Further, in this embodiment, a light irradiation state and a dark state are created by opening and closing a shutter (not shown), but when measuring the reflection spectrum of an object, it is also possible to use the following method. That is, when obtaining the reflection spectrum of an object, a strobe light is used as a light source, a state in which the strobe does not emit light is defined as a dark state, a state in which the strobe emits light is defined as a light irradiation state, and a strobe light is used instead of a mechanical shutter. At this time, the integration time is constant, and the number of flashes of the strobe is 1, 2, 4, 8, and 16.
This is the equivalent of changing the integration time. In this case, the integration time is naturally set to be longer than the time required to emit light 16 times. In this way, the present invention can be similarly applied even when using strobe light.

〔Effect of the invention〕

As described above, according to the present invention, only necessary pixel outputs are taken into the data processing device by the action of the external memory means, so that there is no waste in the RAM as the storage means within the processing device.

In addition, when reading pixel output, data of unnecessary pixels is not taken in, so only valid pixel data is lined up in the RAM in the data processing device. This eliminates the need to take the time and effort to do so, making it possible to save labor and time.

Furthermore, when selecting valid pixels and invalid pixels, the switching can be done using an external memory means, so even if the spectral filter is misaligned during assembly, the value set in the external memory can be changed. This has the effect that it can be easily handled and assembled easily.

[Brief explanation of the drawing]

FIG. 1 is a perspective view showing the configuration of an incident light receiving section of a device according to an embodiment of the present invention, FIG. 2 is a configuration diagram of a CCD image sensor, and FIG. 3 is a block diagram of a control system according to this embodiment. Figure 4 is a timing chart of signal output, Figure 5 is a timing chart of signal output.
Figures (a) to (g) are explanatory diagrams showing the operation of the image sensor, Figure 6 is a circuit diagram of the analog processing circuit, Figure 7 is a control flowchart, and Figures 8 (a) to (e) are data processing FIG. 1.2... Spectral filter, 3, 13... CCD image sensor (solid-state image sensor), 4... Incident light, 14.
...Microcomputer (data processing means), 101
．． 102... Deep switch (external memory means).

Claims (1)

[Scope of Claims] 1. A plurality of spectral filters that transmit light with different wavelengths depending on the position, a solid-state image sensor that receives light separated by the spectral filter, and a data processing means that controls the solid-state image sensor.
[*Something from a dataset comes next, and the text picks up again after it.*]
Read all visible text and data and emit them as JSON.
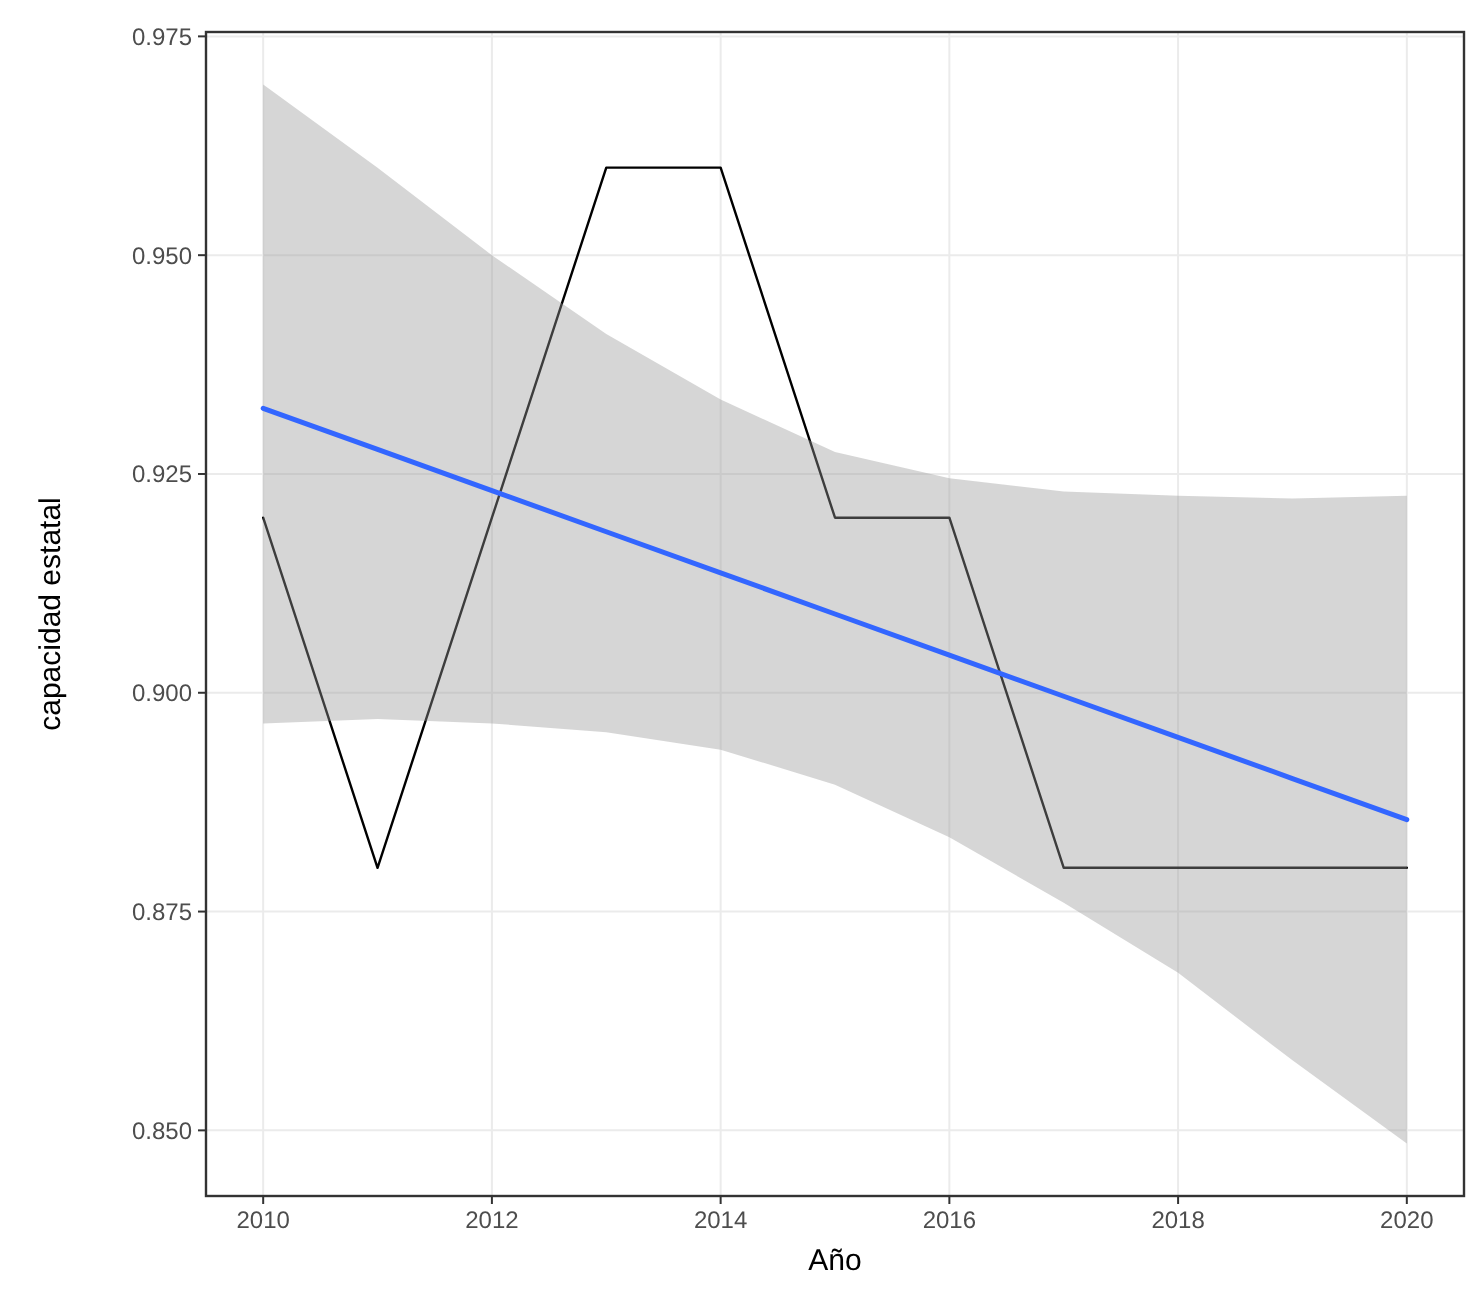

In a spectroscopic measurement device, a plurality of spectral filters are arranged discretely on a solid-state image sensor, and an ineffective pixel of the solid-state image sensor or a spectral filter for light that passes through between these spectral filters and enters. What is claimed is: 1. A spectroscopic measurement device comprising an external memory means for storing the position of an effective pixel of a solid-state image sensor with respect to light transmitted through and incident on the solid-state image sensor, and only the output of the effective pixel is taken into a data processing means.